Religion and politics are an inseparable part of the fabric of Israeli society. Every Israeli citizen knows what religion their neighbors are, and due to the vibrant dialogue where it is opinions that count, people know who their neighbors vote for.

The gap created by these differences is sometimes a difficult one to bridge. This of course is not just peculiar to Israel. No matter who we are, it is always easier to stay in our comfort zones and befriend only those similar to ourselves. It is natural for people to feel most comfortable with their own.  

Where interfaith and unity initiatives often feel like they are still plowing through mud, two programs on the Israeli small screen have come out shining on the other side.

Shtisel, is a series about about an ultra-orthodox Haredi community in Jerusalem. Unashamedly, this community is insular – and they would point to good reasons why. Thus, their way of a life remains closed to outsiders, an enigma to onlookers. 
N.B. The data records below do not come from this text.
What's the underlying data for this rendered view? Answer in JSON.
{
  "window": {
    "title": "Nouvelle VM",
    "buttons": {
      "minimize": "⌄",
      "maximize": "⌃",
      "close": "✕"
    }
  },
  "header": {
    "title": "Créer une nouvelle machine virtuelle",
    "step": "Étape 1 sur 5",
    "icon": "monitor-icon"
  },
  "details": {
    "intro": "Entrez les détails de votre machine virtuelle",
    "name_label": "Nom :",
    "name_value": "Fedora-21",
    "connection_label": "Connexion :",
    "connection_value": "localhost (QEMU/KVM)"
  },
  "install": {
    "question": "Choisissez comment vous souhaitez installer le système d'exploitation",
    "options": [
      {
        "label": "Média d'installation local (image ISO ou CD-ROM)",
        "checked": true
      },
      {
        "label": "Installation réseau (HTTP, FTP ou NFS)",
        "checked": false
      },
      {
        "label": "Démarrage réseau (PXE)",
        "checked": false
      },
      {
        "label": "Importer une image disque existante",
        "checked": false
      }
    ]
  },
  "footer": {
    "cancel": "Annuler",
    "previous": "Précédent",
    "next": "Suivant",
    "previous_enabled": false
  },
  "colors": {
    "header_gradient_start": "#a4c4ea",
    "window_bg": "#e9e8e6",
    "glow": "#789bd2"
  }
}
Involved in the series are some actors and behind-the-scenes people who have come from an ultra-orthodox background. Their nuance, sensitivity and experience has helped to challenge the viewers’ preconceived ideas of our  Haredi “Men in Black.” 

The actors take us on a journey where we bypass stereotypes. They lead us to eavesdrop into the unknown and upon those not familiar to ourselves. In doing so, we learn that the Haredi Jews also crack jokes. They too have worries and concerns. We begin to lose sight of the fact that they dress different to us, or their lives revolve around a meticulous religious observance, or that they dish our Zionist Hebrew for their Yiddish of the Shtetl World. We hope with them. We cry with them. We laugh with them. We discover that they are just like us. 

With Shtisel thumping cracks into the wall of religious boundaries, politics was up next. 

Right from the very first episode in 2015, Fauda became a cult show in Israel. Based on the true-life experiences of the creators of the series, the program sometimes even ousted the real headlines – such as the threat of Iran.

It was an immediate national addiction. 

Arabs and Jews would set an alarm on their phones to make sure that they would not miss a minute of the episode. It was paramount they were in front of the TV on time with a bottle of beer and popcorn. 

Depending upon which side of the political map a particular scene is filmed, the show alternates between Hebrew and Arabic. Jewish actors studied for months to learn the right dialect of Arabic which varies from region to region. Arab Israelis, whose presence has often flooded our small screen and frequently conquered the stage of predominantly Jewish Hebrew theaters, were now playing the “other.” 

Whether we wanted to or not, we came face to face with the humanity of the those not like us. It was an uncomfortable and satisfying ride for the general public. What Israeli wasn’t satisfied when murderous terrorists died? But along with that, we learned we could, and should, empathize with the ordinary Palestinian who is so often unwillingly caught up in the conflict. 

Fauda became a hit in the Arab-world too. Many an Arab journalist has commented about “the Jews” also liking soccer, loving their kids and doing stuff “just like them.” 

Shtisel and Fauda – born and bred in Israel – are fearless in presenting the complexities of human nature. Both programs have daringly humanized the “other.” In a world of superficial selfies and where opinions are often formed from the latest flirtation on social media, these shows have not only opened up the hearts of Israelis, their profound message of challenging our preconceived ideas has rightly – and necessarily – made them two of the most-watched shows on Netflix.